# 1. Search Studies

- [Benchmarking the translational potential of spatial gene expression prediction from histology](https://www.nature.com/articles/s41467-025-56618-y)  
- [DeepSpot: Leveraging Spatial Context for Enhanced Spatial Transcriptomics Prediction from H&E Images](https://www.medrxiv.org/content/10.1101/2025.02.09.25321567v1)  

> These papers survey state-of-the-art techniques for predicting spatial gene expression from H&E histology images.

---

# 2. Exploratory Data Analysis (EDA)

- https://www.kaggle.com/code/tarundirector/histology-eda-spotnet-visual-spatial-dl  
- https://www.kaggle.com/code/dalloliogm/eda-exploring-cell-type-abundance  
- https://www.kaggle.com/code/prajwaldongreonly-eda-you-need-to-understand-this-data  

> Use these notebooks to visualize spot distributions, cell-type abundances, and other spatial features.

---

# 3. Data Preprocessing

## 3.1 Image Data  
1. **Stain normalization**  (One of the most important step) 
   - Essential for reducing color variability across slides.  
   - Sample patches from all images to compute stable normalization parameters.  
2. **Background masking**  
   - Grayscale: `gray = rgb2gray(image)`  
   - Threshold: `mask = gray <= mean_threshold`  
   - Closing: `closing(mask, disk(2))`  
   - Fill holes: `remove_small_holes(..., area_threshold=5000)`  
   - **Output:** clean binary tissue mask  

## 3.2 Spot Data  
1. **Expression ranking**  (One of the most important step) 
   - Replace raw counts with rank values. (I also check UMAP with them to see which combination or replacement would be better to let the ML to predict.
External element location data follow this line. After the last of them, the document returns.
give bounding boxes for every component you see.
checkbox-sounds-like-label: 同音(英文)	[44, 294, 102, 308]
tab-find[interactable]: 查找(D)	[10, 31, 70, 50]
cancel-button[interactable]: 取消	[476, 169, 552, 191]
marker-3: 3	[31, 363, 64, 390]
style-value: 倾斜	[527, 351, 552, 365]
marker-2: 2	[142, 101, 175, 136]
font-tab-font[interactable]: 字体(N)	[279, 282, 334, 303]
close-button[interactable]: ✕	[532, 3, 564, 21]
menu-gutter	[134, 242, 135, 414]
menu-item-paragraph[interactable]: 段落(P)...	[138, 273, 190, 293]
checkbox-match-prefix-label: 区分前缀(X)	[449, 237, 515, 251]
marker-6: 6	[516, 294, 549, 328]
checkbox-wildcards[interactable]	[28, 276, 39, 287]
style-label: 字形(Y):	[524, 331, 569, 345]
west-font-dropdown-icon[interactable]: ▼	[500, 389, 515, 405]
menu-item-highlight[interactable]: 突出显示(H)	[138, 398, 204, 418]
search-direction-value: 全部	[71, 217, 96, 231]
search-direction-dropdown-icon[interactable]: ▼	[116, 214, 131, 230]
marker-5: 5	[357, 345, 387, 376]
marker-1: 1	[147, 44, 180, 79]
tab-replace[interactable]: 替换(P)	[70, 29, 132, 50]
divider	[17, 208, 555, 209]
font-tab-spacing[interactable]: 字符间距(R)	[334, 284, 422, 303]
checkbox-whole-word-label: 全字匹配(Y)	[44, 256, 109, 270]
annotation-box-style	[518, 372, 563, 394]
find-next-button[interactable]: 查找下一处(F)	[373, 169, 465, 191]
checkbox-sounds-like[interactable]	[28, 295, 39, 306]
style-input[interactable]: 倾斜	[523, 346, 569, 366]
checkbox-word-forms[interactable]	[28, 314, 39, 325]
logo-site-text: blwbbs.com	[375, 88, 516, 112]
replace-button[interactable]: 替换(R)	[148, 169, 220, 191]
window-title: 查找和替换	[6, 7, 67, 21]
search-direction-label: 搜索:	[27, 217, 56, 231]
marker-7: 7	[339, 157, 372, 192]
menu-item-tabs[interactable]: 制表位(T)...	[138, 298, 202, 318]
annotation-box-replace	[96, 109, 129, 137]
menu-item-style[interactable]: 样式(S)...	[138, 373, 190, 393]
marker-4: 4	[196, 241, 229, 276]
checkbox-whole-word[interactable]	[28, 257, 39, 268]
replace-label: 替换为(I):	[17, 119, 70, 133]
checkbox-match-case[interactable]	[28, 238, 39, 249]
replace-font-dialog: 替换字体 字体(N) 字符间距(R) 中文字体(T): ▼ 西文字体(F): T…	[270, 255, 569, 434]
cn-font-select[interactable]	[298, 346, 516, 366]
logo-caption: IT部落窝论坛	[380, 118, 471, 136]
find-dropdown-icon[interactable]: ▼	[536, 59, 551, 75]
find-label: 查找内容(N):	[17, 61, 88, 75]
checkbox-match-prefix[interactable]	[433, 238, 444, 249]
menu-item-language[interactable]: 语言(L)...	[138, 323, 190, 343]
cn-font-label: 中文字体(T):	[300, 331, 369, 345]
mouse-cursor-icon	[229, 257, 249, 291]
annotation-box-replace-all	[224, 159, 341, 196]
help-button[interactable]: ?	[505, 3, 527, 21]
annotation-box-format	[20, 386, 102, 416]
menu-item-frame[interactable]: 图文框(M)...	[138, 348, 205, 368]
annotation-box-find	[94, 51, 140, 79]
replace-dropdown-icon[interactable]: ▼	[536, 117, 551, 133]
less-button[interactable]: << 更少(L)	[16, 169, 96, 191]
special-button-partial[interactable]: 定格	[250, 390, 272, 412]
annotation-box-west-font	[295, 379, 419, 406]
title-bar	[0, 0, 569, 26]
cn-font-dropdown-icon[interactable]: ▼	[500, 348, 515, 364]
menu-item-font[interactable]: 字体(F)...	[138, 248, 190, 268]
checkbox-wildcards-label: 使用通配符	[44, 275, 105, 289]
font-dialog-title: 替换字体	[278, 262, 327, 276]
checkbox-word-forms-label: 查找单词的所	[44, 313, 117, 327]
In the end replace with rank us the most promising one.)
2. **Spot realignment**  
   - Minor effect if background spots are already filtered out.

---

# 4. Model Preparation

## 4.1 Encoder

### DeepTileEncoder  
- **Input size:** `[B, 3, 78, 78]`  
- **Purpose:** Processes the entire 78×78 tile (from spot coordinates).  
- **Residual blocks:** Stacked `ResidualBlock`s (two 3×3 Conv + BN + SiLU; 1×1 Conv shortcut if needed)  
- **Multi-scale pooling:**  
  - Global: `AdaptiveAvgPool2d(1×1)` → `[B,256]`  
  - Mid-scale: `AdaptiveAvgPool2d(3×3)` → `[B,256×3×3]`  
- **MLP (3 layers):**  


### SubtileEncoder  
- **Input size:** `[B, 9, 3, 26, 26]`  
- **Purpose:** Captures local details from 9 subtiles.  
- **Residual blocks:** Applied after reshaping to `[B×9, 3, 26, 26]`  
- **Multi-scale pooling (per patch):**  
  - Global 1×1 → `[B×9,128]`  
  - Mid 2×2 → `[B×9,128×2×2]`  
  - Large 3×3 → `[B×9,128×3×3]`  
- **Aggregation:**  
  1. Reshape to `[B, 9, total_dim]`  
  2. Average over 9 → `[B, total_dim]`  
- **MLP (2 layers):**  


### CenterSubtileEncoder  
- **Input size:** `[B, 3, 26, 26]`  
- **Purpose:** Focuses on the single central patch.  
- **Structure:** Same as SubtileEncoder but only for the center.  
- **Multi-scale pooling:** 1×1, 2×2, 3×3 → concatenate → Flatten  
- **MLP (2 layers):** 

---

## 4.2 Decoder

1. **Concatenate:** `[tile_dim] + [subtile_dim] + [subtile_dim]` → `[B, tile_dim+2×subtile_dim]`  
2. **Four-layer MLP:**  
3. **Output:** Multi-task prediction vector of length `output_dim`, which is 35.

**Loss function:** Mean Squared Error (MSE)

---

# 5. Training Strategy

## 5.1 Leave-One-Out (LOO) Cross-Validation  
- Six folds → six models.

## 5.2 Model Stacking  
1. Use each of the six models to predict on all samples → produce a dataframe of shape `(spots_n, 35 × 6)`.  
2. Train a small MLP on this dataframe → final output `(spots_n, 35)`.  
   - Learns to weight each fold’s prediction adaptively.

---

# Optimization Notes

1. **Model structure:** Residual + multi-scale design proved most stable.  
2. **Input size:** 78×78 tile + 9×26×26 subtiles + center 26×26 gave best results.  
3. **Patch size choice:** Mean spot spacing ≈ 26 px, so 3×26 covers full receptive field. That's why I use 26*3 as the global vision for input and 26 as the local vesion.

# Future Improvements

- Diversify stacked models to increase ensemble variance.